As of the census of 2000, there were 722 people, 262 households, and 221 families residing in the village. The population density was 1,655.7 PD/sqmi. There were 271 housing units at an average density of 621.5 /sqmi. The racial makeup of the village was 95.15% White, 0.55% African American, 0.42% Asian, 2.77% from other races, and 1.11% from two or more races. Hispanic or Latino of any race were 5.96% of the population.

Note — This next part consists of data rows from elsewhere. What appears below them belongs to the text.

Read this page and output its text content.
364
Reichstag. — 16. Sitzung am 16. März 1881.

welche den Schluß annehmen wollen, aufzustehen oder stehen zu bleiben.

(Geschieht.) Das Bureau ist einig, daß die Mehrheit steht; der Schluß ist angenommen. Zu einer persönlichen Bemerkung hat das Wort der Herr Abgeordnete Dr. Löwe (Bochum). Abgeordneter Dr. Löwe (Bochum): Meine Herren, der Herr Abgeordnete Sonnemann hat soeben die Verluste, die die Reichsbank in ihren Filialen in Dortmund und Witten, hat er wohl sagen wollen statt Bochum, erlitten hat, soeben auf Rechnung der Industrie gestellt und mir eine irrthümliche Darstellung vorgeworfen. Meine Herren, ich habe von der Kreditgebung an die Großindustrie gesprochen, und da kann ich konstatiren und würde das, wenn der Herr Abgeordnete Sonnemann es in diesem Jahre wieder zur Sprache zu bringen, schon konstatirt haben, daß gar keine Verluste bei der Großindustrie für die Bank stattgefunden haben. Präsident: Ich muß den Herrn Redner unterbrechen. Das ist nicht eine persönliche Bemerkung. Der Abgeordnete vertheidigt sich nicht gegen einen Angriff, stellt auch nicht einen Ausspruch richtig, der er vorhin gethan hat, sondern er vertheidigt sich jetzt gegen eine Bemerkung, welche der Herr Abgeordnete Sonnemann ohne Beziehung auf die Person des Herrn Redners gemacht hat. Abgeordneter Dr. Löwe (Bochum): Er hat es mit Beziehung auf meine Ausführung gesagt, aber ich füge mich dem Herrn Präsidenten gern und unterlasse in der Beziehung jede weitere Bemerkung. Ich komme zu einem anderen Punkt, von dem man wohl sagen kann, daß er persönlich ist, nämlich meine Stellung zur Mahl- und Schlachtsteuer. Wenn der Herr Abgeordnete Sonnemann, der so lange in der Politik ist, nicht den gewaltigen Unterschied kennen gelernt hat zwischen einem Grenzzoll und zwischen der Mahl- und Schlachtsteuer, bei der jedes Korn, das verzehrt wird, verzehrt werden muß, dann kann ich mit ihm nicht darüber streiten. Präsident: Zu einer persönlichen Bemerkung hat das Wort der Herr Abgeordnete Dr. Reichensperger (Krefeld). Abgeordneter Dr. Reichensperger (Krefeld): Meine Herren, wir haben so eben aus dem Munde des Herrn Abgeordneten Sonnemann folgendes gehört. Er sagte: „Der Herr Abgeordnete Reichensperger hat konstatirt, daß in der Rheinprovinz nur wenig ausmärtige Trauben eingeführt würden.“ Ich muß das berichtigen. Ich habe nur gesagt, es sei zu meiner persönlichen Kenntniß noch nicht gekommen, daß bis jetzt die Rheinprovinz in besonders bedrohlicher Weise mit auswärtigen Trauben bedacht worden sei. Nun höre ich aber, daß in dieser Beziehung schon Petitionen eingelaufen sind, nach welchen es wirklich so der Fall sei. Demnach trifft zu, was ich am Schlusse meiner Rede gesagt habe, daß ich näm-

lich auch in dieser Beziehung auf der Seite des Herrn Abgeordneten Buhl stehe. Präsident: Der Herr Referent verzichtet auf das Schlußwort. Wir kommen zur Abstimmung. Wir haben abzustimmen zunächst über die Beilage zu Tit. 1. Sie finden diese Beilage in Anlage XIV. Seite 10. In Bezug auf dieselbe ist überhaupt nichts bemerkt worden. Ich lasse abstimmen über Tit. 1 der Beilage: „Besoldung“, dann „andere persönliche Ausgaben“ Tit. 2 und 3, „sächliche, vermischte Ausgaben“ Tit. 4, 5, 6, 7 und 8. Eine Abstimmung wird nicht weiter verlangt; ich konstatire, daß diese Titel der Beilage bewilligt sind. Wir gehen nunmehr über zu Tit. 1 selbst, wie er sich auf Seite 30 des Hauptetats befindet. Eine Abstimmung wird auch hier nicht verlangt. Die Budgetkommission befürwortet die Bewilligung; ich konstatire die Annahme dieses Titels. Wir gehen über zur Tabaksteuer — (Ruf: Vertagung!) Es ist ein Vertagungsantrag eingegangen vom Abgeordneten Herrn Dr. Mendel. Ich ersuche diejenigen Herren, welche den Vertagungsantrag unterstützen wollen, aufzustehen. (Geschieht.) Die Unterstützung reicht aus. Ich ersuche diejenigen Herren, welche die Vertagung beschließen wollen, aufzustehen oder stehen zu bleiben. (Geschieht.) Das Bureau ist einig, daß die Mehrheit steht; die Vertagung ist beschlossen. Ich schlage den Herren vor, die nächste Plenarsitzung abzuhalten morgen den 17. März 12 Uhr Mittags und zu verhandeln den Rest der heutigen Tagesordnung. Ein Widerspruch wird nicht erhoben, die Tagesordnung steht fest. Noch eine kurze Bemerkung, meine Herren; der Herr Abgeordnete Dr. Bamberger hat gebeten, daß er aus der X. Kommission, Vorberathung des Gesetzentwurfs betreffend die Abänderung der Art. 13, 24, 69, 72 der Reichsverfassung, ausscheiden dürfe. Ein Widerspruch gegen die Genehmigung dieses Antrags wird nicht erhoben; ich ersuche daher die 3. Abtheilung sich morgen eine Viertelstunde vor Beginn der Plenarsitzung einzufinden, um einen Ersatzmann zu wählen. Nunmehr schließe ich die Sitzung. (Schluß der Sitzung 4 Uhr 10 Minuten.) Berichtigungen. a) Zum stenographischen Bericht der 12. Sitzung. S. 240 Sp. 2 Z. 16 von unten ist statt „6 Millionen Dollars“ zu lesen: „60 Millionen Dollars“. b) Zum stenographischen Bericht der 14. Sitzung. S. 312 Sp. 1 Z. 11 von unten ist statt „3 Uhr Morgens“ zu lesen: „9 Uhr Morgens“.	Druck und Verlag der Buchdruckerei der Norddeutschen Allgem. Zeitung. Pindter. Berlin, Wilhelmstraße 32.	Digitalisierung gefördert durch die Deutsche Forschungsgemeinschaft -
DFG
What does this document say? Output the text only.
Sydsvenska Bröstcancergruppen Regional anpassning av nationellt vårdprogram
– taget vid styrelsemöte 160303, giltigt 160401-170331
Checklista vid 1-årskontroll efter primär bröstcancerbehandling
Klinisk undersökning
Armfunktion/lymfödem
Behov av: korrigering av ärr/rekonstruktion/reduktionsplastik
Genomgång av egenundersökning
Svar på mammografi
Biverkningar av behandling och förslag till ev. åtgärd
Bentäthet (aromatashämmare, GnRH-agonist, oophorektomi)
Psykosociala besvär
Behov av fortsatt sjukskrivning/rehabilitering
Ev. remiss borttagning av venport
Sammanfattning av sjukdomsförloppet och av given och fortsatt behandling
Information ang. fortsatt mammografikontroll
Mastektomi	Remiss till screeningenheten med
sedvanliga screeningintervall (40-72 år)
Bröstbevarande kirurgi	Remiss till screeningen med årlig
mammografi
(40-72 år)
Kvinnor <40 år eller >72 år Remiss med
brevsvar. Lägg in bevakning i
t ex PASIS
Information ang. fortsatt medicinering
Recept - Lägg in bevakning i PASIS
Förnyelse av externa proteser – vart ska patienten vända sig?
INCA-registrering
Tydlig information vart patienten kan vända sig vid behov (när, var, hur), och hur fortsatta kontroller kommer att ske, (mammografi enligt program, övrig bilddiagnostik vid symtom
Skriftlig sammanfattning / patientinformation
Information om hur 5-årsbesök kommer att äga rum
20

There were 262 households, out of which 32.1% had children under the age of 18 living with them, 77.1% were married couples living together, 4.2% had a female householder with no husband present, and 15.3% were non-families. 13.0% of all households were made up of individuals, and 8.4% had someone living alone who was 65 years of age or older. The average household size was 2.76 and the average family size was 3.02.

In the village, the population was spread out, with 23.0% under the age of 18, 6.5% from 18 to 24, 21.7% from 25 to 44, 33.0% from 45 to 64, and 15.8% who were 65 years of age or older. The median age was 44 years. For every 100 females, there were 95.7 males. For every 100 females age 18 and over, there were 90.4 males.

The median income for a household in the village was $63,889, and the median income for a family was $66,563. Males had a median income of $53,214 versus $31,354 for females. The per capita income for the village was $25,055. About 4.5% of families and 5.0% of the population were below the poverty line, including 4.0% of those under age 18 and 4.0% of those age 65 or over.

Historical population
| Census | Pop. | Note | %± |
| 1970 | 650 |  | — |
| 1980 | 771 |  | 18.6% |
| 1990 | 695 |  | −9.9% |
| 2000 | 722 |  | 3.9% |
| 2010 | 730 |  | 1.1% |
| 2020 | 705 |  | −3.4% |
U.S. Decennial Census 2020 Census

==Education==
Hillcrest is in the Alvin Independent School District. It is zoned to Stevenson and Disney Elementary Schools, Alvin Junior High School, and Alvin High School. Previously Hillcrest was zoned to Fairview Junior High School.

Hillcrest is in the taxation zone of Alvin Community College.